I will give noble Lords a warning from my beloved home country of Scotland. We have just had 25 years of devolution, and we have done an experiment of letting the state take control of our lives. When devolution began in 1999, the state spent 43% of GDP in Scotland. Today it spends 55%. What have we got in return? Our political class has created a welfare economy that does not create any wealth. Work does not pay any more than welfare. Some 93% of Scots think the NHS needs significant reform and our once-famous education system has gone from outstanding to average. In the meantime, we have destroyed our world-class energy industry in the north-east through ideological policies on energy pricing, resulting in the biggest transfer of money from poor people to rich people since Robin Hood. I suggest that the noble Lord, Lord Stephen, reflects on that as a former MP for Aberdeen.
That is why I am going home, heading back to Scotland to stand for Reform in the election for Holyrood. I am fed up with this mid-table mediocrity in Holyrood and the cosy consensus, some of which your Lordships heard from the noble Lord, Lord Stephen, on his time there. We need change.
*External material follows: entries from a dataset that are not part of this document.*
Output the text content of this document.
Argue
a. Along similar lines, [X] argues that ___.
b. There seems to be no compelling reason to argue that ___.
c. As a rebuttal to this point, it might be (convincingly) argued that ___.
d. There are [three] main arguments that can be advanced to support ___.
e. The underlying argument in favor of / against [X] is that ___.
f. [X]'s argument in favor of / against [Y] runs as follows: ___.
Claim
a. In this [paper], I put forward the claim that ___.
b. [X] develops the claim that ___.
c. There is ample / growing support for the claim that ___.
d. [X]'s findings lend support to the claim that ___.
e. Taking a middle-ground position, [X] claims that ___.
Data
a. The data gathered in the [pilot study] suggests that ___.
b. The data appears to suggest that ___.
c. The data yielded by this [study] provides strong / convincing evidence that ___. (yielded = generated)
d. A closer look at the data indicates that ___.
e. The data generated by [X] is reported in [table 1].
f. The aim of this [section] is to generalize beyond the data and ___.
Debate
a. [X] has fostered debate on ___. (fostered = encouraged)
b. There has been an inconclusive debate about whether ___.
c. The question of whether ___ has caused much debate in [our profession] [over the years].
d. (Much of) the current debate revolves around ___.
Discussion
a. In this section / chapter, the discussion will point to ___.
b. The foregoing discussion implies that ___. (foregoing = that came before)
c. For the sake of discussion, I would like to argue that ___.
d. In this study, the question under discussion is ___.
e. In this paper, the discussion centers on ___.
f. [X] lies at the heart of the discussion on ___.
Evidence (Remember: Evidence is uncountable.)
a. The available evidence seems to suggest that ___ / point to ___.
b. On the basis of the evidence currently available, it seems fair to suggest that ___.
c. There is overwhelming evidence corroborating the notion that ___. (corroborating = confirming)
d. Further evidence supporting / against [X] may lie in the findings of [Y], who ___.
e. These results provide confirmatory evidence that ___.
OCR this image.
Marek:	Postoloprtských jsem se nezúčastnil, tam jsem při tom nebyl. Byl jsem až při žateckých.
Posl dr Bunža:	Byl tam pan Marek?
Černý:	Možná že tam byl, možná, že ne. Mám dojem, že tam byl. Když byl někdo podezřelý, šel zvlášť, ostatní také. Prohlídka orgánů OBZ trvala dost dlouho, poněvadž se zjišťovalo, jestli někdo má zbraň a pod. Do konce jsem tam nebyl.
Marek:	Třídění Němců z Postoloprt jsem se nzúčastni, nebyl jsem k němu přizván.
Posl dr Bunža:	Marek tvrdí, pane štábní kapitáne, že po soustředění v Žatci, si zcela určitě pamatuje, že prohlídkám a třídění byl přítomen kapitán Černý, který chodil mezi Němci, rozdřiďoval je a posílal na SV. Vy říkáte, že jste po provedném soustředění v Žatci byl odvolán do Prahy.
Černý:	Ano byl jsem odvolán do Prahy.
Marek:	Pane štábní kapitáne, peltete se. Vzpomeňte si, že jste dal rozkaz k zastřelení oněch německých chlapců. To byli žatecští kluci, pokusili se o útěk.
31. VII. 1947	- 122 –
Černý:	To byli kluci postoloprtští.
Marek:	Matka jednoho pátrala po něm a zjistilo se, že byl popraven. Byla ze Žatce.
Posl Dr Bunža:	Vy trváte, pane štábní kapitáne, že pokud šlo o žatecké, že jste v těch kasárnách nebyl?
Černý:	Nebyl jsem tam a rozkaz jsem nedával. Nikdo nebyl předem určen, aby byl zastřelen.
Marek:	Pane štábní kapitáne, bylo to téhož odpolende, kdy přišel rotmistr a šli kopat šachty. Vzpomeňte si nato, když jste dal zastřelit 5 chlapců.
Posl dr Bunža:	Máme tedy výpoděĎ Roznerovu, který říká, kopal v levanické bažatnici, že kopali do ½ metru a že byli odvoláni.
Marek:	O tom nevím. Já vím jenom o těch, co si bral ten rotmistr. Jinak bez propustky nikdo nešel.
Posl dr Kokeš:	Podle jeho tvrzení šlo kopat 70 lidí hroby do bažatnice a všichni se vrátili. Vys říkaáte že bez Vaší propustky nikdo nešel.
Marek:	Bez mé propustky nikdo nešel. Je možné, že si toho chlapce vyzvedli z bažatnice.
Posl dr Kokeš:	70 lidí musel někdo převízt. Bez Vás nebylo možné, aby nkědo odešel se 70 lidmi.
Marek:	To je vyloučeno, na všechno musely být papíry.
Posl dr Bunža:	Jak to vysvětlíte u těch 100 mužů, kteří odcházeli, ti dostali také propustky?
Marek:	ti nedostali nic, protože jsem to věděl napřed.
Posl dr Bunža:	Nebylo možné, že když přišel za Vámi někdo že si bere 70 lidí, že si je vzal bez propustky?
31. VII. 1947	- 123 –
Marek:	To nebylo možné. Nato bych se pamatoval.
We need to make Scotland the most prosperous and successful part of the UK. If we are successful, we will have debates in Holyrood for the first time ever about how to grow the economy and make our people wealthier, not just how to spend other people’s money.
That is my plan. We are going to focus very hard in the last 99 days. Make no mistake: it is now a two-horse race between the SNP and Reform. A poll out just five minutes ago from Ipsos MORI puts Reform now in second place. We are going to take up that fight to get Scotland back to the top of the table, where she deserves to be.
I wish everyone in this House well. I want to give a personal tribute to one fellow Peer in particular who is not in his place today, the noble Lord, Lord Jack of Courance, who, as Secretary of State for Scotland, brought me into politics five years ago. He is a great friend and mentor, and he was a very effective Secretary of State.
Finally, I say to all fellow Peers: keep doing the work but do not rely on the state for everything. Thank you.